What Do Flovent and Advair Treat?
Flovent and Advair are both prescription inhalers for asthma management in adults and children. Flovent controls persistent asthma symptoms long-term. Advair treats asthma and chronic obstructive pulmonary disease (COPD), preventing flare-ups and breathing issues.[1][2]
Key Ingredients
Flovent contains fluticasone propionate, a corticosteroid that reduces airway inflammation.[1]
Advair combines fluticasone propionate (same corticosteroid) with salmeterol, a long-acting beta-agonist (LABA) that relaxes airway muscles for better airflow.[2]
How They Differ in Action
Flovent works solely as an anti-inflammatory to prevent asthma attacks when used daily. It does not provide quick relief during attacks.[1]
Advair adds bronchodilation from salmeterol, offering dual control of inflammation and bronchospasm. This makes it stronger for moderate-to-severe cases but requires caution due to LABA risks like worsening asthma in some patients.[2][3]
When Doctors Choose One Over the Other
Doctors prescribe Flovent for mild persistent asthma or as a first-line maintenance therapy. Advair fits moderate persistent asthma, COPD, or when added bronchodilation is needed alongside a steroid. Guidelines from the Global Initiative for Asthma recommend stepping up to combination inhalers like Advair if a steroid alone fails.[3][4]
Flovent suits patients avoiding LABAs; Advair may be preferred for exercise-induced symptoms or nighttime wheezing.
Forms, Dosing, and Delivery
Both come as metered-dose inhalers (HFA) or dry powder inhalers (Diskus for Advair).
- Flovent HFA: 44, 110, or 220 mcg per puff; typically 1-2 puffs twice daily.
- Advair Diskus: 100/50, 250/50, or 500/50 mcg (fluticasone/salmeterol); 1 inhalation twice daily.
Advair HFA adds 45/21 or 115/21 mcg options. Dosing depends on age, severity, and prior response.[1][2]
Side Effects and Risks
Flovent's main risks are oral thrush, hoarseness, and rare systemic effects like growth delay in kids with high doses.[1]
Advair carries those plus LABA warnings: increased asthma-related death risk if used alone (not an issue in combination), heart palpitations, and tremors. FDA black box warns against LABAs as solo therapy.[2][3]

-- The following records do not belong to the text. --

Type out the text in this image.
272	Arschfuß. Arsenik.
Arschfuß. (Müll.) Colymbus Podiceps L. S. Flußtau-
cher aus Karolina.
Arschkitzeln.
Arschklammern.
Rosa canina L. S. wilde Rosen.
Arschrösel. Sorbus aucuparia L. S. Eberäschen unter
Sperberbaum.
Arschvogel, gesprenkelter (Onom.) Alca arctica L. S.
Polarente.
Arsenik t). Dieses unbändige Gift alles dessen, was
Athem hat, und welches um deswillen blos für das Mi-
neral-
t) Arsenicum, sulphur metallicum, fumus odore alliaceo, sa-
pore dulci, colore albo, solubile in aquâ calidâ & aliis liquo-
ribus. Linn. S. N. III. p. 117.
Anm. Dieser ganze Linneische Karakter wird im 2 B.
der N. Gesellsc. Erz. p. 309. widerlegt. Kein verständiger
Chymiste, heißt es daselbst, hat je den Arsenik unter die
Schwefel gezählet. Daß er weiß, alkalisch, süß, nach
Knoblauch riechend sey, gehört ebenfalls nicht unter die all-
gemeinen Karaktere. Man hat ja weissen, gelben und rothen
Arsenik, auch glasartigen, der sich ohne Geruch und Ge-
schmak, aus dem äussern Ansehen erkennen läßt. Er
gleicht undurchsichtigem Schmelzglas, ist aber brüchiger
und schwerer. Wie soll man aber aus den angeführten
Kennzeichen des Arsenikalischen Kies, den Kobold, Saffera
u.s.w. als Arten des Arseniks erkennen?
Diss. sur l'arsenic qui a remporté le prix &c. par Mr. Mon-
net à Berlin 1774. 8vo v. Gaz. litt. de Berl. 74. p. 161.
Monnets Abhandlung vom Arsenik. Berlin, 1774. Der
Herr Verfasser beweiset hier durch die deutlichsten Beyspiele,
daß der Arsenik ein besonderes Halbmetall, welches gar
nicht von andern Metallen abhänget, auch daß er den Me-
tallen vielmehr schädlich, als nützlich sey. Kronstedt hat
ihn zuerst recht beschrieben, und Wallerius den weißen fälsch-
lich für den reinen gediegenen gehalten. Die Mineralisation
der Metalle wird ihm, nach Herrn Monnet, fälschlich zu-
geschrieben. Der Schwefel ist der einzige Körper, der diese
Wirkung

Both require mouth rinsing to cut thrush risk.
Cost and Availability
Flovent costs $200-400 for a month's supply without insurance; generics (fluticasone) run $50-150. Advair is pricier at $300-600; generics (fluticasone/salmeterol) became available in 2023, dropping to $100-300.[5]
Check DrugPatentWatch.com for patent details on generics: Flovent patents expired earlier, while Advair's faced challenges allowing earlier entries.[6]
[1] Flovent HFA Prescribing Information, GSK.
[2] Advair Diskus Prescribing Information, GSK.
[3] FDA Drug Safety Communication on LABAs.
[4] GINA 2023 Asthma Guidelines.
[5] GoodRx average retail prices (2024).